Şimdi de ihtiraslı ve intikamcı bir çoğunluğun oldu-bittilerine boyun eğmek zorunda kalıyor, itiraz edince de orantısız şiddetle eziliyor ve susturuluyoruz.
Şu anda THY çalışanları topun ağzındadır.
Havacılık iş kolunda grev yasağı getiren kanun teklifinin Meclis'te görüşülmesini personelin iş bırakma eylemi izledi. İşveren de bir anda "ceza veren" oluverdi: 305 çalışana işten kovuldukları tebliğ edildi! 12 Eylül anayasa değişikliği referandumunda "Yetmez ama EVET" diyenler, sıraları geldikçe pişman ediliyorlar.
THY çalışanları grev yapamayacak.
Grevsiz sendikacılık olur mu?
Tek parti iktidarı "kadir-i mutlak"ı oynuyor. O ne derse o oluyor! Evet, sivil havacılıktaki grev öteki grevlere benzemez; yolcuya şirkete ve ülke turizmine ağır zarar verir, bitirir.
THY son olarak 1990 yılında bu yıkımı yaşadı.
Ama o tarihten bu yana ciddi bir kriz olmadı. Çünkü 1990'ın tecrübesi iki tarafı da terbiye etmiştir.

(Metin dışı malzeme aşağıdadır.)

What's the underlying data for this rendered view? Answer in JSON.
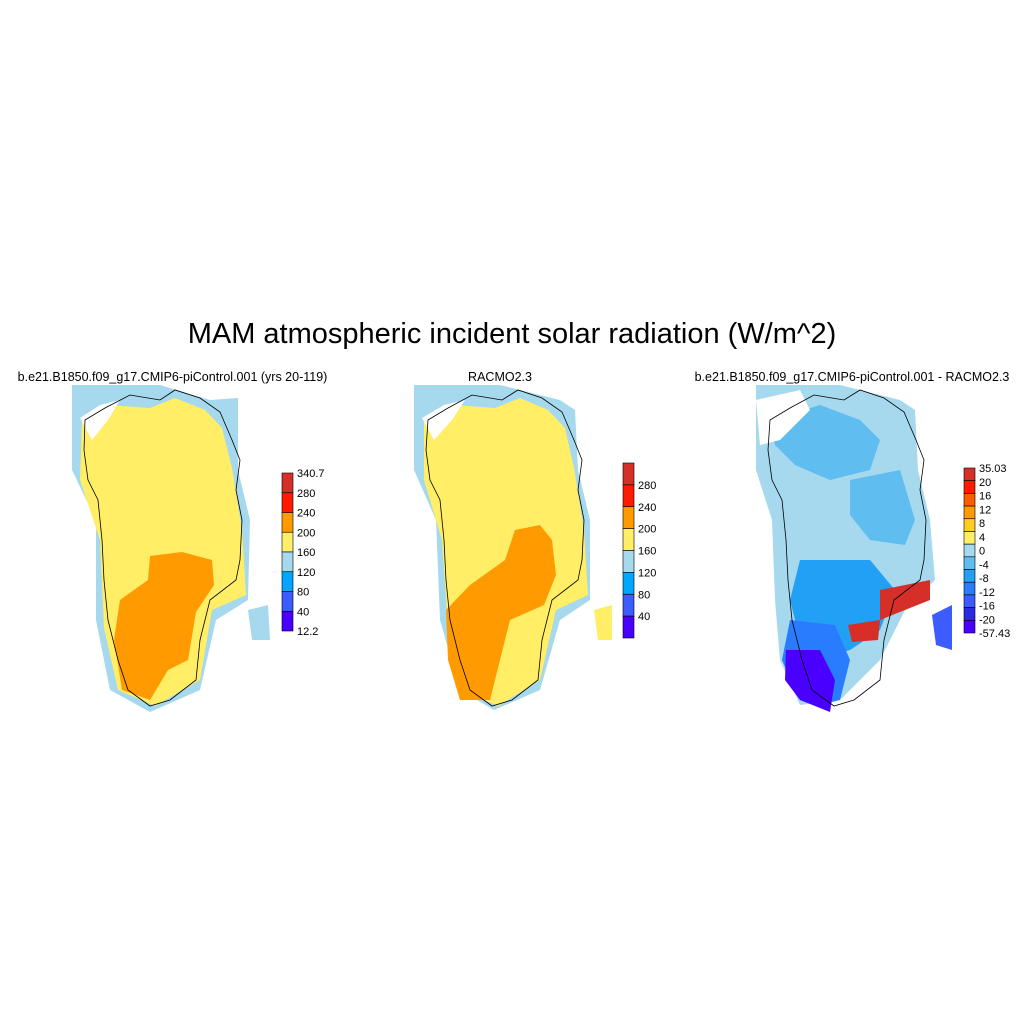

Bu tecrübeyi sendika da, işveren de ziyan etmemelidir.
Çözüm tek partinin yumruğu değil, diyalogtur.
Cumhurbaşkanı Gül, grevi yasaklayan öfke ürünü ve ceza verme kasıtlı yasayı onaylamamalı dünya örneklerine bakarak yeniden düzenlesinler diye Meclis'e geri göndermelidir.
Çünkü küçük bir zahmet, "ileri demokrasi"lerin böyle durumlarda çaresiz olmadığını ortaya çıkaracaktır.
Grev hakkını gasbetmek yerine hükümete havacılık işkolundaki grevleri, turizmi korumak için ölü mevsime erteleme yetkisi verilebilir ve greve süre kısıtlaması getirilebilir.
İktidar ve onun damgasını taşıyan kurumlar, biber gazı ile ülke yönetmekten vazgeçip diyalog ve uzlaşma arayışına yönelsin biraz.
Demokratikleşmeden uzaklaşma hızı tehlike sınırına dayandı çünkü!